The label Generation X emerged in 1991 with the release of Douglas Coupland’s novel, Generation X: Tales for an Accelerated Culture. The twenty-somethings in his book were characterised as overeducated, underemployed, cynical and disaffected – a ‘lost generation’ living in the shadow of their baby boomer parents, and rebelling against them.
This was the latchkey generation, where rising divorce rates and an increase in both parents working meant many young people were left to try and figure life out for themselves.
Generation X – the last schooled in the old manner, caught between vast waves of boomers and millennials… just think of all the things that have come and gone in our lifetimes, all the would-be futures we watched age into obsolescence—CD, DVD, answering machine, Walkman, mixtape, MTV, video stores, rotary phones.
Much has been written of generations clashing at work. Boomers clinging to privilege and rank. Gen X pushing out 60 year olds while blocking Millennials from rising. Youth fighting tooth and nail for a leg up.
To diffuse possible resentments, it helps to find common ground with other age groups. An understanding of shared values (or experiences) can smooth tensions. It can even lead to mutual gain.
What Generation X And Millennials Have In Common
The age gap between these two cohorts is significant, not vast. Gen Xers range from their mid-30s to early 50s. Millennials are in their 20s and early 30s. As a result there’s much these generations both relate to.
Comfort With Technology
- Who entered the workforce just as computers hit it big? Gen X! They started with “dumb terminals” and sluggish desktop PC’s. Faxes evolved into email; the Internet sprouted, and mobile phones shrank from the size and weight of a brick to today’s pocket marvels.
- Millennials have been wired from the get go. Their comfort level with virtual transactions is remarkable.
Difficulty Getting First Good Job
- Millennials are struggling to get established. Competition is intense. 20-somethings may have to take on unpaid internships plus big student loans.
- Gen X’ers also graduated into tough times. A recession left many to take first jobs substantially beneath their level of education.
Blocked From Advancing Quickly
- Ask anyone in their 20s what’s holding back their career progress. “All those people over 40 clinging white-knuckled to their jobs,” is a likely reply. Boomers and Gen Xers make up nearly two thirds of the workforce.
- Gen Xers also must deal with older workers hanging on longer. The financial crisis of 2007 – 2010 scaled back retirement plans for many 60+ workers.
Importance of Worklife Balance
- Gen Xers wanted jobs that left time for other priorities.

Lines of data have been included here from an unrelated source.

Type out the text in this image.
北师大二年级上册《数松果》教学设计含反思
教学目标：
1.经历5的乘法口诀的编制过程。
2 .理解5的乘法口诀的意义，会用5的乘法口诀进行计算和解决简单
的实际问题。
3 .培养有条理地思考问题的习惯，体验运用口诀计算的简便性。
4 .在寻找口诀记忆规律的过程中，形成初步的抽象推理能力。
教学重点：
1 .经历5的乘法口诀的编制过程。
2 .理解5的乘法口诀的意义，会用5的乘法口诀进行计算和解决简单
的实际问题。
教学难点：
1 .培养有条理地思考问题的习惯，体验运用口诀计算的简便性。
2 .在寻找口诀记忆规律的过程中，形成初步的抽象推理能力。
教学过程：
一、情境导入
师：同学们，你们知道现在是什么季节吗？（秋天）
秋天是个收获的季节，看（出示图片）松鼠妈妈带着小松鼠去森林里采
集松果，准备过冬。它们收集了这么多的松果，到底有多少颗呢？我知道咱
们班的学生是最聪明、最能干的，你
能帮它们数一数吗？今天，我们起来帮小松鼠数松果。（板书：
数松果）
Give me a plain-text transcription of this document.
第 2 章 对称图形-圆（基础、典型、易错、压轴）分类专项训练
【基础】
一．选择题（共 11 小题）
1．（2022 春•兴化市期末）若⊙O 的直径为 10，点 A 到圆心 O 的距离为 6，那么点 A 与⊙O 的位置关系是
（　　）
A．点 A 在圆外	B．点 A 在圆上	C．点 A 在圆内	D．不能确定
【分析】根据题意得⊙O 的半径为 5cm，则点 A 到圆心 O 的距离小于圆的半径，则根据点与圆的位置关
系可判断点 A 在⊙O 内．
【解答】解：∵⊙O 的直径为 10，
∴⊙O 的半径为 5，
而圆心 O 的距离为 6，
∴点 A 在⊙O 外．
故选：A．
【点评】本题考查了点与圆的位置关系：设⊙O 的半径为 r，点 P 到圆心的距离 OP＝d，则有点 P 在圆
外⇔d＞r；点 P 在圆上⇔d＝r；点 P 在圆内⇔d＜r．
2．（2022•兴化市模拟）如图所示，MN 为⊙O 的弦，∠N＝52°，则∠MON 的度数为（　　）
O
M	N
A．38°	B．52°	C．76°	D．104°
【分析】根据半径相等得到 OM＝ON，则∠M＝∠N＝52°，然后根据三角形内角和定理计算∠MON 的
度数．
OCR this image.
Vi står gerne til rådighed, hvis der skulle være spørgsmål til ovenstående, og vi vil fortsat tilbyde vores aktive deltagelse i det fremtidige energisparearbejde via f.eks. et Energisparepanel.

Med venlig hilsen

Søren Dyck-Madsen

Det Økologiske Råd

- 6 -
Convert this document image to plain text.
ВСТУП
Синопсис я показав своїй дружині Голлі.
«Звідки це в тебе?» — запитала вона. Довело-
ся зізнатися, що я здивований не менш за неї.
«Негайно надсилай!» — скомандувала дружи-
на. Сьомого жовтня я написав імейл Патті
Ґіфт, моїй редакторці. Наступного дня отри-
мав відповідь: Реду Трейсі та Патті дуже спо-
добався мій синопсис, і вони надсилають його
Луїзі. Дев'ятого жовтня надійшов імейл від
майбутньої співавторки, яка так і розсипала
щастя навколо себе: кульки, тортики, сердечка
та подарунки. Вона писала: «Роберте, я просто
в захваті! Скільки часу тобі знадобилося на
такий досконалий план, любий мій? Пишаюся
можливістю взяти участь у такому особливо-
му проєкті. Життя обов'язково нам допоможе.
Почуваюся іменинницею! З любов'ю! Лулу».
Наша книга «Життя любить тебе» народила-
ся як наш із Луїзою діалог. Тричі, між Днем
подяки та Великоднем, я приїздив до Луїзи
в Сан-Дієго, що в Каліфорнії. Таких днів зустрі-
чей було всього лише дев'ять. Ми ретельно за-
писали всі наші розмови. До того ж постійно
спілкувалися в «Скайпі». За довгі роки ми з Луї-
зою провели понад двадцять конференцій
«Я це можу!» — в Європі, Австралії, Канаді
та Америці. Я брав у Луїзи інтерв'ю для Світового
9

Unfortunately workplace demands, family obligations and economic realities made it tougher to achieve balance.
- Millennials are using technology to free themselves from workplace shackles. Remote work and flexible scheduling can mean greater freedom. Except employer demands continue to conflict with personal time.
While Gen X may be equally capable at digital tasks as millennials, they also show a mastery of conventional leadership skills more on par with leaders of the baby boomer generation. That includes identifying and developing new talent at their organizations and driving the execution of business strategies to bring new ideas to reality.